The Girl From Nongrim Hills is one of the rare noir thrillers in Indian market. TWH interviews its author Ankush Saikia.
Tell us about yourself
I was born in Tezpur, Assam in 1975, and grew up in Madison, Wisconsin; Assam; and Shillong, Meghalaya. I worked in journalism and publishing in New Delhi for over a decade. In 2005, I was on the shortlist for the fourth Outlook/Picador-India non-fiction writing award. I am currently based in Shillong, Meghalaya and Tezpur, Assam. The Girl From Nongrim Hills is my third book (and second novel).
I have always read a lot, from the time I was a child, mainly I think because there were people from both sides of my family (including my parents) who read, and I think at some point in my late teens I decided I would try and write a book myself. I think the different places and people I saw while growing up made their mark on me.
Take us into “The Girl from Nongrim Hills”
It’s a noir thriller set in Shillong and has a guitarist in a local band as the protagonist. He must deal with a seductive and dangerous woman, a group of militants, the police, and a crooked minister even as he attempts to recover 50 lakh rupees to save his elder brother from a sticky situation. It’s a fast-paced novel that, within the confines of a thriller, attempts to portray the city of Shillong as it is today.
Your novel paints a brilliant portrait of an angst ridden city, Shillong, with passing references to arms deals and issues with migrants. Tell us more about Shillong and North-Eastern India and what makes them such wonderful settings for an absorbing thriller.

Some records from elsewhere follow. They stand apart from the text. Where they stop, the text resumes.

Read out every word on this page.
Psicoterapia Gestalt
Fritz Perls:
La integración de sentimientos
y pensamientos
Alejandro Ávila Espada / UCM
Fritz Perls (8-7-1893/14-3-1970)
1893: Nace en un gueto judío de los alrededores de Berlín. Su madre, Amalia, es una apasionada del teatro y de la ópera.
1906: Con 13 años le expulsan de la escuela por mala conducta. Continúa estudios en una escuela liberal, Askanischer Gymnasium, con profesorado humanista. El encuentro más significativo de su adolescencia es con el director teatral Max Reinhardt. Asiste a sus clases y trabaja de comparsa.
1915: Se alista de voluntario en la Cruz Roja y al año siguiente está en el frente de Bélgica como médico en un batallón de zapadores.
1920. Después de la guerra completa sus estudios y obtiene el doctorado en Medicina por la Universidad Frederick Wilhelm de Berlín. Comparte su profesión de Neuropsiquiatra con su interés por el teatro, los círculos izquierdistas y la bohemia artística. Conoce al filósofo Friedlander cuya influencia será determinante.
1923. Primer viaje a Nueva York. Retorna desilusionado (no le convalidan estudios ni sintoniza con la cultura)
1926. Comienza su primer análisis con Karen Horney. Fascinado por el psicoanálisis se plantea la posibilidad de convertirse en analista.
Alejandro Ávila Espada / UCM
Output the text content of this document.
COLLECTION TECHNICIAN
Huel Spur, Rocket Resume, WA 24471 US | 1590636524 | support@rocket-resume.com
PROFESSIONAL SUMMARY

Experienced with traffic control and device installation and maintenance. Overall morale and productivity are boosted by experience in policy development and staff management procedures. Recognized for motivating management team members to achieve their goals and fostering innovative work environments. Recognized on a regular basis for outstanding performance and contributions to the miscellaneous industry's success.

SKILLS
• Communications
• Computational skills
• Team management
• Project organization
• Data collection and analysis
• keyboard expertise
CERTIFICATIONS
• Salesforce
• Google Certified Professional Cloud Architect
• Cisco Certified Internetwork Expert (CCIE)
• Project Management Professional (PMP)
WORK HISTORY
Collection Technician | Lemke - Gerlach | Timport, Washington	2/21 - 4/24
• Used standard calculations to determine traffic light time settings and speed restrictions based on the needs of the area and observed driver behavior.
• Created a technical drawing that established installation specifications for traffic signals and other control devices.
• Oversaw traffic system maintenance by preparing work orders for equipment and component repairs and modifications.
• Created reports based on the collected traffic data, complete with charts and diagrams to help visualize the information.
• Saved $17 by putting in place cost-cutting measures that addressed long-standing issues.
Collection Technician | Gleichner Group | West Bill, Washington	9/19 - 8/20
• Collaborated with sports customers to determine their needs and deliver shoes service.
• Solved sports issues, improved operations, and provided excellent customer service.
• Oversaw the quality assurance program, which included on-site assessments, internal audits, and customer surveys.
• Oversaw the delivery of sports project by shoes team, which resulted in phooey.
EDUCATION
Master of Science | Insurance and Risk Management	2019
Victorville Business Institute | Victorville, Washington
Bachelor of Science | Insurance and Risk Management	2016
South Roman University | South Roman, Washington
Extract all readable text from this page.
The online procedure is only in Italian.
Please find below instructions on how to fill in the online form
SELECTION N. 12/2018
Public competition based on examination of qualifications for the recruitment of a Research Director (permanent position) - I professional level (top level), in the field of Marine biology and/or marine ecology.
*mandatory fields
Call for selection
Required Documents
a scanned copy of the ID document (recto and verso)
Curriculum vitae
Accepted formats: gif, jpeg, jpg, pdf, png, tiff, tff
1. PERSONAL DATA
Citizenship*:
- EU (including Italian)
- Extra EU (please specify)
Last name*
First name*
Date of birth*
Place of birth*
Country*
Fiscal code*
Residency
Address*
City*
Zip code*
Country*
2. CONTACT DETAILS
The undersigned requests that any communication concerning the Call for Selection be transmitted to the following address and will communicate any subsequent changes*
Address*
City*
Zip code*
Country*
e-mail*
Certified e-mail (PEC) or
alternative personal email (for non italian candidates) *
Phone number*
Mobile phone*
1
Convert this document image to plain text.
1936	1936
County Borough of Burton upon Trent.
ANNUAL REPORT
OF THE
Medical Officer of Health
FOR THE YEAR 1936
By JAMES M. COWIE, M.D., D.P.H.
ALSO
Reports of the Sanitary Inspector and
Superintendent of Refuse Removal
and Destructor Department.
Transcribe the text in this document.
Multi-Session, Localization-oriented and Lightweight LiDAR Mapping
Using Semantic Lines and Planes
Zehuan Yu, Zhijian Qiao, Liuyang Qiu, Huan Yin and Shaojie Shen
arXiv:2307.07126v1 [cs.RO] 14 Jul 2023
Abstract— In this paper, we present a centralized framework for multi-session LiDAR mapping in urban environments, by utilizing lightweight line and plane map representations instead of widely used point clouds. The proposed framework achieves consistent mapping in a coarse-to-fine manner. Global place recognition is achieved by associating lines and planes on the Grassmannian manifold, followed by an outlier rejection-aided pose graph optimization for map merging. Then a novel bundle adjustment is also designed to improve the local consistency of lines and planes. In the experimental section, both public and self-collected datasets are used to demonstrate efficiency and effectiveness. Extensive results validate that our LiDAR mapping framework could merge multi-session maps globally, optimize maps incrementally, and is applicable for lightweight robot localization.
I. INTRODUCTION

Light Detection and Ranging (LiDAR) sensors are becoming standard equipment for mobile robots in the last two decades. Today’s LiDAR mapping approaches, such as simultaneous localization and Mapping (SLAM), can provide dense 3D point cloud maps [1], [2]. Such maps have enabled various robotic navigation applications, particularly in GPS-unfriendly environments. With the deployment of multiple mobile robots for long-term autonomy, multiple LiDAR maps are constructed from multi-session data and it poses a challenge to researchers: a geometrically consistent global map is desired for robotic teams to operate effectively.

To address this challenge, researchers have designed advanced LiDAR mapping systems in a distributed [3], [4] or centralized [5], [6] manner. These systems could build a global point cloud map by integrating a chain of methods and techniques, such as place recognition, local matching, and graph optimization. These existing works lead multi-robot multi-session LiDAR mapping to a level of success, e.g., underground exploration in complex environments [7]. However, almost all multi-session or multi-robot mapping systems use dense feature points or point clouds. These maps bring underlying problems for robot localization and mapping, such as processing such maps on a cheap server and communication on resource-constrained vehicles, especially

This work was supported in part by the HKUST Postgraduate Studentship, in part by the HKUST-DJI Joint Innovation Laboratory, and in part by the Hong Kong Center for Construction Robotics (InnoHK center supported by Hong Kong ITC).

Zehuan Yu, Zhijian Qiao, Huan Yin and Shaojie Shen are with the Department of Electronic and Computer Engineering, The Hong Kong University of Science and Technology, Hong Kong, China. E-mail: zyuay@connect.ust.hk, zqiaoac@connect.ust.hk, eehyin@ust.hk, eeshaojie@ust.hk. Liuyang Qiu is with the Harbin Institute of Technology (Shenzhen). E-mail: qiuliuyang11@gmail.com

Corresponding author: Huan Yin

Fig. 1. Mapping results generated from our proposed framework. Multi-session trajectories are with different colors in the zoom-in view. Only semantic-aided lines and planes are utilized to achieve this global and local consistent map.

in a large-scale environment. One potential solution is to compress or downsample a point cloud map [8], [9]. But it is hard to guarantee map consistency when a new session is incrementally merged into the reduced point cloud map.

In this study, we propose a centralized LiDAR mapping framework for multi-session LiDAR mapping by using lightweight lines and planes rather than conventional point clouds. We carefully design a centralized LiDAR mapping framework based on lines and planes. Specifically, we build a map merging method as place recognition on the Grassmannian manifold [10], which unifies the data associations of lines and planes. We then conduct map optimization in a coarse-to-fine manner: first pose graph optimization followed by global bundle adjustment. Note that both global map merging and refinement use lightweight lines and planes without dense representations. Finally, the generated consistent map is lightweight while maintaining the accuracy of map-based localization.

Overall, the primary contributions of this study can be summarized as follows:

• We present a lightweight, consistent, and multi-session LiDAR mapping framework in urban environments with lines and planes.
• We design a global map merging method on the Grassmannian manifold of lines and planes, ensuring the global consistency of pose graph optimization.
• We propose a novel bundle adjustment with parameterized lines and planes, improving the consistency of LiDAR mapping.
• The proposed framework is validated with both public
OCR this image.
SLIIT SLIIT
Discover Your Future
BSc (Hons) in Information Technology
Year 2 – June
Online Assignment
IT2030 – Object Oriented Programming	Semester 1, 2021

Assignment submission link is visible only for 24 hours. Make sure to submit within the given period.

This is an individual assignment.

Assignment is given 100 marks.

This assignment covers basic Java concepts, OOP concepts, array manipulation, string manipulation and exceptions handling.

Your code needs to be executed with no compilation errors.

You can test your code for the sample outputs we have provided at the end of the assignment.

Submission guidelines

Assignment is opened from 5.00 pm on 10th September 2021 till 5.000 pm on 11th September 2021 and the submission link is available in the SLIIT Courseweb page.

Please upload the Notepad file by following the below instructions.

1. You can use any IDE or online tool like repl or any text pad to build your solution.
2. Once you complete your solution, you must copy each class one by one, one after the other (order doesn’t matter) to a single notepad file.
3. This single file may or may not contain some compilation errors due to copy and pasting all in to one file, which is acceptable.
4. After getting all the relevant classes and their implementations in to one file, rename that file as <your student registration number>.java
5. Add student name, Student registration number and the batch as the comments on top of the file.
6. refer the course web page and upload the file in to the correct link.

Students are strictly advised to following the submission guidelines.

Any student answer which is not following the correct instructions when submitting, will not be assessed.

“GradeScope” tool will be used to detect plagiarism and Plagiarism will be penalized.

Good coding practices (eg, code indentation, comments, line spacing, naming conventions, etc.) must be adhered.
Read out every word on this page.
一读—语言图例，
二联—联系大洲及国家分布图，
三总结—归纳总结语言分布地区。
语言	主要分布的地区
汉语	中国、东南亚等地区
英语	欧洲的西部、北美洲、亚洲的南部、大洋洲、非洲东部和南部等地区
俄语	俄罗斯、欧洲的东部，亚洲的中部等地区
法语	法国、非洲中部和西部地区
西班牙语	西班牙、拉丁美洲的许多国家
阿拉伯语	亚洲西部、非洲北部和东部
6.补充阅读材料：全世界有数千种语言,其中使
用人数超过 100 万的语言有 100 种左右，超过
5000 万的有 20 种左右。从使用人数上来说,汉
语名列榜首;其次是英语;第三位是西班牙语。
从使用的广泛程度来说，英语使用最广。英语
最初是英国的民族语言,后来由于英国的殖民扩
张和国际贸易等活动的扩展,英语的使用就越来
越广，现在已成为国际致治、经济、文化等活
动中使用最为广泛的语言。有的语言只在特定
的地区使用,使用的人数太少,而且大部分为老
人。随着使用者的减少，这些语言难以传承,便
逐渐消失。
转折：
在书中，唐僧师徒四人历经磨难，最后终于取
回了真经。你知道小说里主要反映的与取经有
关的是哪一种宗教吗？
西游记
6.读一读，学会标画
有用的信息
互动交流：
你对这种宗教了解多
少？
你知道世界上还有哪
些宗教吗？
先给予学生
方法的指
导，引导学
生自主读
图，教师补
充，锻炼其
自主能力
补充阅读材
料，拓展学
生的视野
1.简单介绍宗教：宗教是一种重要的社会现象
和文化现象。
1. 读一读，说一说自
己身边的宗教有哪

The North East has a different sort of society compared to mainland India, and it has always been a bit isolated. As far as locations go, the city of Shillong (like other urban areas in the North East) has an interesting mix of shabbiness and beauty. Then there is the presence of sundry militant groups in the North East, some of whose members land up from time to time in Shillong. All of this taken together, I realized, would provide an interesting setting for a noir thriller.
Your typical day of writing
I find the early morning, when there are no distractions around, the best time to get writing done. I do some writing later in the day too, along with some reading, and research if required.
What is your process of writing a book? Do you plot them meticulously or let them evolve? How do you do your research?
It’s a combination of both: you need to have a basic plot in mind, especially while writing a crime novel or a thriller, but you also have to be flexible enough while writing to allow for changes in the plot and additions or deletions. The inspiration comes from the society around me, from the life that I see around me. As far as research goes, I haven’t yet written a book that requires in-depth research, and the internet is a great source of information. However, for the thriller set in Assam that I’m planning to work on now, I will have to meet people and go to places to find out things. The best way to deal with so-called writer’s block it is to sit down at your desk at a given time every day and not get up till you’ve completed at least one page!
Your perspectives on the Indian publishing industry and what have you learnt about it.
It’s still evolving; the market for crime novels and thrillers and other genre fiction is starting to grow. Romance is very popular, and mythology to some extent.
Your views on two gamechangers in the publishing world – self-publishing and eBooks.
I think you still need a publisher on your side to back you up. Of course, the way things are nowadays, no one has much time to spare for you, especially if you’re a first-time writer, so you need to work a lot yourself on the promotion of the book. E-books are slowly getting popular here as well, though it’ll be a long time before they reach the sort of usage levels one sees in the US and UK.
What advice would you have for writers who are trying to get their first novel published?
Speaking from my own experience, people tend to get very attached to the first draft of their first book. Don’t get too attached to anything you’ve written; you should be able and willing to delete and rewrite any part of it, or even the whole, to make it a better book. Study the market, both in India and abroad. Try and get in touch with editors at publishing houses. And while you’re waiting for your first book to get accepted and then published, keep writing. That way you’ll have a second book ready by the time the first one comes out.
What are you currently working on?
I have just finished the first draft of a crime novel set in Delhi and featuring a private detective. After this I start work on a thriller set in Assam. Westland is bringing out my third novel Red River, Blue Hills later this year: it’s a thriller set in Delhi and North East India.